The thing with M$ is simple. They released WinME which was utterly shocking, then released XP. Understandably, XP was everything that ME should have been.

They released Vista (shudder) and once again, got it horribly wrong. Cue Win7 - everything that Vista should have been. Was it an improvement on XP? Meh, it certainly has its plus points, but overall performance really wasn't one of them.

Win8 (and 8.1) followed that, and like ME and Vista was a dismal failure. Along comes Win10 - pretty much everything that Win8 was supposed to be. Is Win10 an improvement over 7? Aside from the whole privacy shenanigans (which for me aren't overly concerning - I keep a close on eye on what it sends) it does perform marginally better (for me) than Win7 does, but there is a host of things I would like to see changed to be more like Win7.

But then, if I had the choice (I do, I'm just lazy) I'd rather run a Linux distro ;-)

A K Haart said...

Sam - they will, but a device to browse the web and run a few apps is looking more and more like an appliance.
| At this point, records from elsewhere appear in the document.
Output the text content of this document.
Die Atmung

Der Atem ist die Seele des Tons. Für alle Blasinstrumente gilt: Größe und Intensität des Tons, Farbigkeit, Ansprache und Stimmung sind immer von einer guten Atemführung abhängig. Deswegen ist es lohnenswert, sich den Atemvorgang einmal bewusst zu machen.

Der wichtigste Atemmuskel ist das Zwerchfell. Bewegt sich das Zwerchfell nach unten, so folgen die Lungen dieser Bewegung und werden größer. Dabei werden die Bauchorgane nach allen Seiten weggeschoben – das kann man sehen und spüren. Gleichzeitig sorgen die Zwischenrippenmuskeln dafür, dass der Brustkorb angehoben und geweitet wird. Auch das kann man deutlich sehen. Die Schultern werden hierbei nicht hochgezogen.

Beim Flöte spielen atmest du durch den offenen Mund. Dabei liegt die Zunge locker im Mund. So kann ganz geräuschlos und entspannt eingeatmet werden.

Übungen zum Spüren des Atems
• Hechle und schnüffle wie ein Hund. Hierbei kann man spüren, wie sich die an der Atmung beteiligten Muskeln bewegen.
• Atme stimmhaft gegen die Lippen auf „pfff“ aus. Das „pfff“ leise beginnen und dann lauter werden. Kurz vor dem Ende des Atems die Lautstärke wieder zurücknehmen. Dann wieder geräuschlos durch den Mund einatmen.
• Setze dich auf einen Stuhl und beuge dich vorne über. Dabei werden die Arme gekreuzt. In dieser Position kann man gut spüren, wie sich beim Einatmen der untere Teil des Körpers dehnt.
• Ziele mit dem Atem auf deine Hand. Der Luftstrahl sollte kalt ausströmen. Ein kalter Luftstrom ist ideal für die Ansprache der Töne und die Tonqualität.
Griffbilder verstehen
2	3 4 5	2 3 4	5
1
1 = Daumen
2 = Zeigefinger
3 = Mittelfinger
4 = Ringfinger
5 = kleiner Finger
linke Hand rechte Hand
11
Microsoft's problem may be that this is what millions of us want and will demand.

Thud - I've been looking at Apple too. We already have an iPad and iPhone and they just work without fuss and that is all we want.

Wiggia - I'm sure you are right and OS have largely plateaued. I hope so because we need home computers as appliances - take it out of the box, switch it on and it just works.

Paul - I find Win10 marginally faster than Win7, but not amazingly so. I've thought about Linux, but I don't want to bother with technical issues these days and Win10 does look after itself very well.

Weekend Yachtsman said...

Ah, you haven't noticed that their strategy is to convert to the "subsciption" model, which means that you pay every year to keep using something you thought you had already bought.

It's coming your way - "may as well get used to it", as you (somewhat lazily imho) have just stated yourself in the context of endless snooping.

A K Haart said...

WY - I'm not sure what I'd do about a subscription OS, but free competitors may make it difficult to launch. Unless the initial price is low enough of course.

I don't think there is much we can do about the snooping without a strong technical background. We use the internet or we don't - those seem to be the choices for most.

David Phipps said...

I ditched Windows 10 a few months after I upgraded.

Go get yourself Linux Mint for free. Inbuilt firewall etc and office. Plus its encrypted.

A K Haart said...

David - I've read about Linux Mint, but I don't want any issues with drivers etc. No doubt these are easily sorted, but these days I see computers as appliances.